Prasasti yang dipasang di rumah Rosnawati menjadi tanda permanen atas pembangunan Rumah Tidak Layak Huni (RTLH). Masyarakat setempat memaknai keberadaan prasasti itu sebagai bukti bahwa setiap hasil pembangunan memiliki sejarah yang layak dikenang, bukan sekadar dinikmati.
Penyelesaian pemasangan prasasti dilakukan pada Rabu (5/8/2026) setelah seluruh tahapan pembangunan mencapai fase akhir. Melalui penanda tersebut, tercatat kerja sama antara TNI, pemerintah daerah, dan warga yang bersama-sama menghadirkan hunian lebih layak.

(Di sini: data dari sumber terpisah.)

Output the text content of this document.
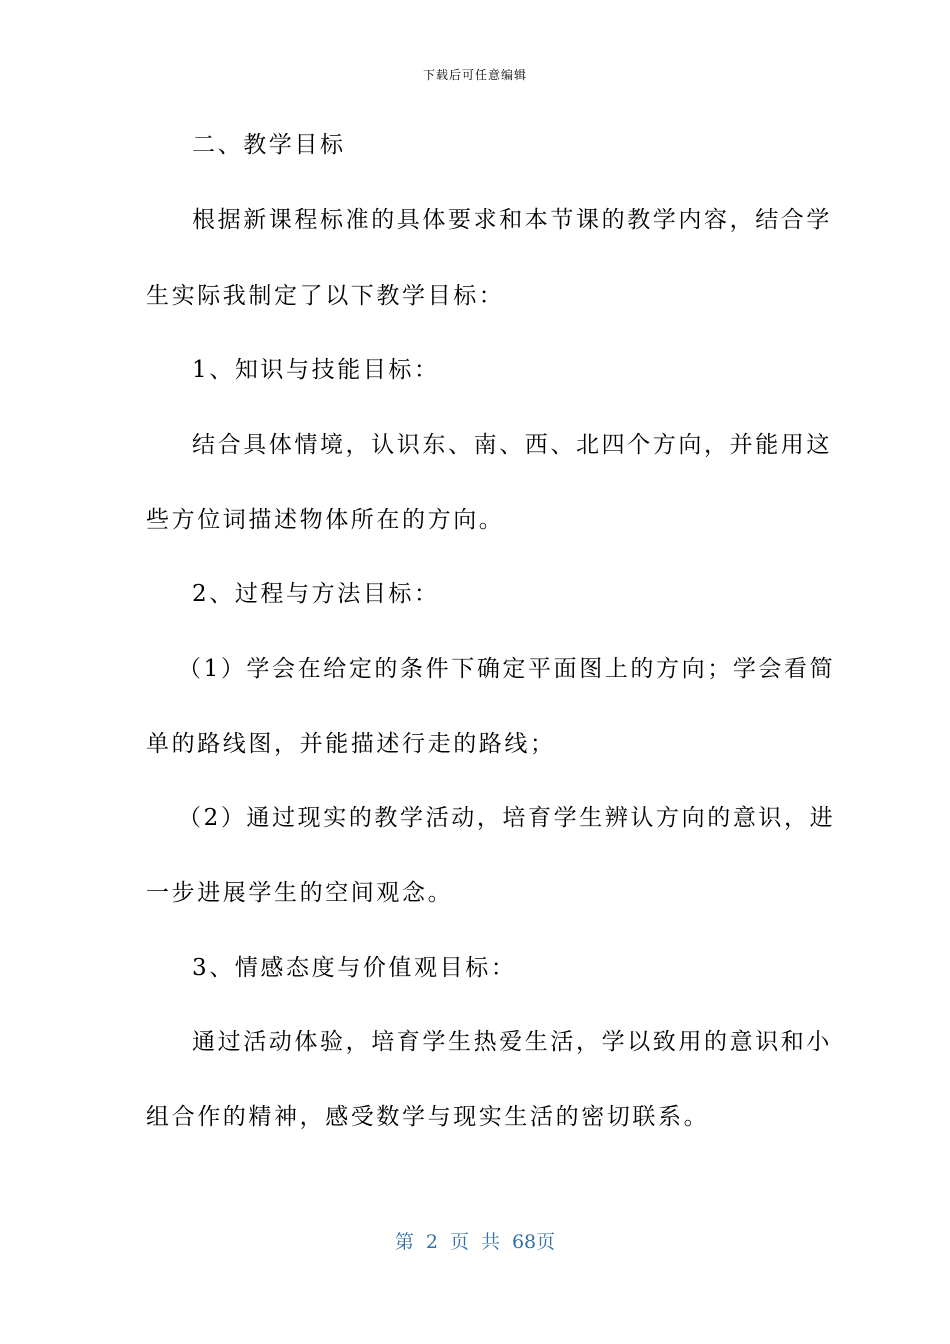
下载后可任意编辑
二、教学目标
根据新课程标准的具体要求和本节课的教学内容，结合学
生实际我制定了以下教学目标：
1、知识与技能目标：
结合具体情境，认识东、南、西、北四个方向，并能用这
些方位词描述物体所在的方向。
2、过程与方法目标：
（1）学会在给定的条件下确定平面图上的方向；学会看简
单的路线图，并能描述行走的路线；
（2）通过现实的教学活动，培育学生辨认方向的意识，进
一步进展学生的空间观念。
3、情感态度与价值观目标：
通过活动体验，培育学生热爱生活，学以致用的意识和小
组合作的精神，感受数学与现实生活的密切联系。
第 2 页 共 68页
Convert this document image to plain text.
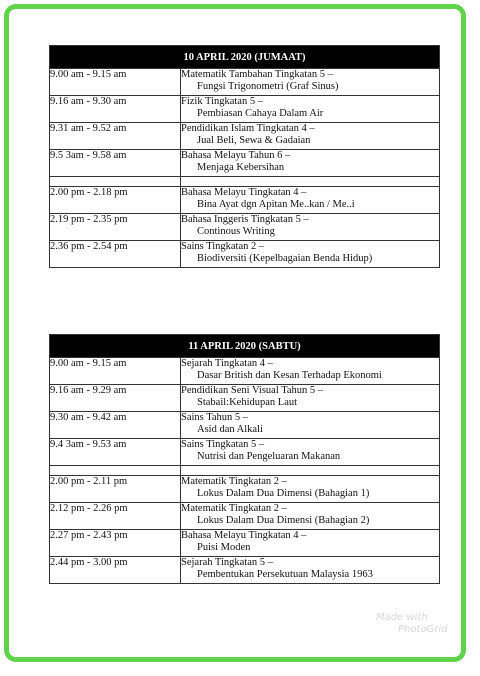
10 APRIL 2020 (JUMAAT)	
9.00 am - 9.15 am	Matematik Tambahan Tingkatan 5 –
Fungsi Trigonometri (Graf Sinus)

9.16 am - 9.30 am	Fizik Tingkatan 5 –
Pembiasan Cahaya Dalam Air

9.31 am - 9.52 am	Pendidikan Islam Tingkatan 4 –
Jual Beli, Sewa & Gadaian

9.5 3am - 9.58 am	Bahasa Melayu Tahun 6 –
Menjaga Kebersihan

2.00 pm - 2.18 pm	Bahasa Melayu Tingkatan 4 –
Bina Ayat dgn Apitan Me..kan / Me..i

2.19 pm - 2.35 pm	Bahasa Inggeris Tingkatan 5 –
Continous Writing

2.36 pm - 2.54 pm	Sains Tingkatan 2 –
Biodiversiti (Kepelbagaian Benda Hidup)
11 APRIL 2020 (SABTU)	
9.00 am - 9.15 am	Sejarah Tingkatan 4 –
Dasar British dan Kesan Terhadap Ekonomi

9.16 am - 9.29 am	Pendidikan Seni Visual Tahun 5 –
Stabail:Kehidupan Laut

9.30 am - 9.42 am	Sains Tahun 5 –
Asid dan Alkali

9.4 3am - 9.53 am	Sains Tingkatan 5 –
Nutrisi dan Pengeluaran Makanan

2.00 pm - 2.11 pm	Matematik Tingkatan 2 –
Lokus Dalam Dua Dimensi (Bahagian 1)

2.12 pm - 2.26 pm	Matematik Tingkatan 2 –
Lokus Dalam Dua Dimensi (Bahagian 2)

2.27 pm - 2.43 pm	Bahasa Melayu Tingkatan 4 –
Puisi Moden

2.44 pm - 3.00 pm	Sejarah Tingkatan 5 –
Pembentukan Persekutuan Malaysia 1963
Made with
PhotoGrid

Hadirnya prasasti menumbuhkan rasa bangga di kalangan masyarakat karena menjadi simbol bahwa desa mereka pernah menjadi tempat lahirnya semangat gotong royong yang memberikan manfaat nyata. Nilai itu diyakini akan diteruskan ke generasi berikutnya.
Walau ukurannya sederhana, makna prasasti sangat besar. Prasasti tersebut menjadi pengingat bahwa pembangunan yang meninggalkan jejak kebersamaan akan selalu diingat masyarakat.(Red/Cn).